Previous student-built rockets have flown increased than Deneb. Much increased. The Traveler IV rocket constructed by college students from the University of Southern California technically flew to space, hovering above the 62-mile-high (100-km) Kármán Line in April 2019. But Traveler IV was a strong gasoline rocket, which is way easier, cheaper, and fewer harmful to construct and function than liquid rockets, amongst many different variations. Liquid gasoline rockets, like SpaceX’s Falcon 9 and Rocket Lab’s Electron, function increased efficiency and larger flexibility, and are sometimes used to energy giant launch autos.

Propulsion engineer Zoe Brand cleaning parts in preparation for cold-flow.
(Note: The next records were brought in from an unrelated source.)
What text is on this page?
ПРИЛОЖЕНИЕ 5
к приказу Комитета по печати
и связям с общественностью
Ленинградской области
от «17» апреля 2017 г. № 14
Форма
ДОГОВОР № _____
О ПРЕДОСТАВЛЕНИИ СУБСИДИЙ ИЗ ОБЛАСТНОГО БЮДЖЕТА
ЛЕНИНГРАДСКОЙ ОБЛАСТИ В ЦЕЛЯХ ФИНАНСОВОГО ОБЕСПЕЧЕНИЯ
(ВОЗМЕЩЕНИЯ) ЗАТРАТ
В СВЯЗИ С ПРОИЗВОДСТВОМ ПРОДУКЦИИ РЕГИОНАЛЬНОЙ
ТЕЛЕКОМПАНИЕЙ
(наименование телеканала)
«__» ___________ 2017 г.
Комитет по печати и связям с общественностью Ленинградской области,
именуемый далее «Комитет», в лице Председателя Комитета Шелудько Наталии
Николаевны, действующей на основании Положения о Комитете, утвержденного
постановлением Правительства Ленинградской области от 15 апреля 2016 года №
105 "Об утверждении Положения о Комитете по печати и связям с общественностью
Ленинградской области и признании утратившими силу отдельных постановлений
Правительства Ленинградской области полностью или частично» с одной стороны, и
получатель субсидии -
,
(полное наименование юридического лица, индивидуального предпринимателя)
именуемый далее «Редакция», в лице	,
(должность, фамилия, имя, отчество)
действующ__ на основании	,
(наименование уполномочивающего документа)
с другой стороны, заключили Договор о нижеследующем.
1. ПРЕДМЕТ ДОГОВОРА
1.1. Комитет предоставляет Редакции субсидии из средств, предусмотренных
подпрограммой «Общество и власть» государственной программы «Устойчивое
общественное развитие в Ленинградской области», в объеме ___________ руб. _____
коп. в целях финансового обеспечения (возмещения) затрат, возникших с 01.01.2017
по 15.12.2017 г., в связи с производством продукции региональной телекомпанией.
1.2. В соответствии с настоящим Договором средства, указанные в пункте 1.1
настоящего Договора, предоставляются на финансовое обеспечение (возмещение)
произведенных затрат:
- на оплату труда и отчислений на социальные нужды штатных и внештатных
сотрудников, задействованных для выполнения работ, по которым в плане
Propulsion engineer Zoe Brand cleansing components in preparation for cold-flow.
Photo: Embry-Riddle

Deneb is the successor to a rocket known as Altair, which bought delayed by the covid-19 pandemic after which blew up when the staff tried to launch it in October 2022. Zoe Brand, a staff member specializing in propulsion, mentioned the Cygnus Suborbitals discovered a lot from that have. “Altair was very heavy,” she mentioned. “So, we deliberately focused on making our rocket lighter by integrating the propellant tanks into the structural rigidity of the rocket.”

Elliott Bryner, director of Embry-Riddle’s Propulsion Laboratory and Rocket Test Complex, mentioned a number of graduating college students from the staff have landed full-time jobs at SpaceX, Blue Origin, and Firefly Aerospace. The staff started its work as a senior capstone propulsion design course taught by Daniel White and Jonathan Adams, and is a part of the student-driven Rocket Development Lab, which promotes rocketry on the college and gives hands-on alternatives for undergraduates.

“We needed to prove to the world that Embry-Riddle was not only capable of building liquid bipropellant flight vehicles but the very best at building them,” mentioned Songer.

It blows my thoughts to know that undergrads are able to designing and launching complicated liquid gasoline rockets, and I eagerly await the following nice achievement from equally motivated and impressive college students.